The Principle of Just Struggle
Self-determination is a right, but it comes with responsibility. Movements for freedom must respect humanitarian standards. Violence against civilians, ransom-taking, and extortion are not resistance — they are crimes.

The Role of Accountability
Accountability strengthens the revolution. By allowing criminals to be prosecuted, we draw a clear line between genuine freedom fighters and opportunists. The world recognises movements that uphold justice, not those that prey on their own people.

Guarding the Future
Our struggle must be remembered as one of discipline and justice. The ADF prosecutions are a civic lesson for every Ambazonian: our independence cannot be built on ransom and bloodletting. It must rest on sacrifice, integrity, and the pursuit of justice.

President Sako’s Position

President Dr. Samuel Ikome Sako has been unequivocal: the Ambazonian revolution cannot and must not be hijacked by criminals. He has consistently drawn a line between the Ambazonia State Army (ASA) — defending communities against state-sponsored genocide — and rogue militias such as the ADF that engaged in ransom, extortion, and civilian killings.

As he declared:

“Our revolution is not for ransom or extortion. Any man who preys on his own people under the pretext of liberation is not a liberator but a criminal. Ambazonia will not carry their burden.”

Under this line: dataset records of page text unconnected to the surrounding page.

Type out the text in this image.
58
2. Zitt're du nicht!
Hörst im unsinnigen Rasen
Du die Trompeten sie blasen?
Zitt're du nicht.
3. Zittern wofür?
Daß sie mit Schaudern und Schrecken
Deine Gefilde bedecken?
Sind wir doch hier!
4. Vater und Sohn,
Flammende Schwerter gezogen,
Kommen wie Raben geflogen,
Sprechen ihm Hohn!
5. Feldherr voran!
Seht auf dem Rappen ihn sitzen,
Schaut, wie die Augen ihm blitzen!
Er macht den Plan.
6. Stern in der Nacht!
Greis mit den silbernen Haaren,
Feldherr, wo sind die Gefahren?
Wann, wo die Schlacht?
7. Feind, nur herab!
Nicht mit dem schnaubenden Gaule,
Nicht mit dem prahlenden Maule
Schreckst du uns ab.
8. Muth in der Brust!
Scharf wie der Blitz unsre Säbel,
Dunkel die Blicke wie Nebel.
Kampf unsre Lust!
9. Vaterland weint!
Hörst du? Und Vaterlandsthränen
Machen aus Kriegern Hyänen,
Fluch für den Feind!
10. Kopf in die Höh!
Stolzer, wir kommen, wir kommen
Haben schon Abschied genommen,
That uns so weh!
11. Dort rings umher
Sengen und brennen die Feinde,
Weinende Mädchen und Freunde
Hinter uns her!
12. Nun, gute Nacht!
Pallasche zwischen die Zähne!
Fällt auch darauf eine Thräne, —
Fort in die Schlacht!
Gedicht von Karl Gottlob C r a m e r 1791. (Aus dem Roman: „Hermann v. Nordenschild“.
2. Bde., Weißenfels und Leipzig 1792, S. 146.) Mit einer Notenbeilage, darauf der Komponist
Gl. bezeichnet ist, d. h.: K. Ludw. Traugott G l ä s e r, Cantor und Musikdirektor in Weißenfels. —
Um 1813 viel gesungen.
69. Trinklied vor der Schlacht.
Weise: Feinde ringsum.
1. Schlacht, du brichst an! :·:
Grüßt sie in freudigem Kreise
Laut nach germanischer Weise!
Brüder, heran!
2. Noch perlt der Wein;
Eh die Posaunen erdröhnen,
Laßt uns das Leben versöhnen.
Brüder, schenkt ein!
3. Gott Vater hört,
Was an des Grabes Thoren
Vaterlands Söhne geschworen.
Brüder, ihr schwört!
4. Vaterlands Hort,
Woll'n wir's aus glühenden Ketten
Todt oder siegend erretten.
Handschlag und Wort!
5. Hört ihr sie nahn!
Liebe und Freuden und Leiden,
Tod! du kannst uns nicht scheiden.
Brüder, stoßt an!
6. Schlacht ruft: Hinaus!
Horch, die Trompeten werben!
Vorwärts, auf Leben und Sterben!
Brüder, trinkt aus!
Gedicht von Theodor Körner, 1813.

“We distinguish clearly between the Ambazonia State Army, which defends our communities, and rogue militias that have turned their guns on civilians. One defends the homeland, the other betrays it.”

Dr. Sako has further affirmed that Ambazonia’s cause is a just and lawful struggle for self-determination under international law, and that any group tarnishing it with atrocities “stands not with the people, but against them.”

In his words:

“The blood of our people cannot be the foundation of our independence. We seek a free Ambazonia rooted in justice, not in fear or banditry.”

“The law must take its course, whether in America, in Europe, or in Africa. No Ambazonian should advocate for men who confessed to atrocities against their own people.”

“Our legitimacy in the eyes of the world depends on our discipline. Spoilers weaken us, but accountability strengthens us. This is how we safeguard the purity of our cause.”

His position is clear: Ambazonia’s liberation belongs to the disciplined, the just, and the selfless — not to warlords who turn their weapons against their own people.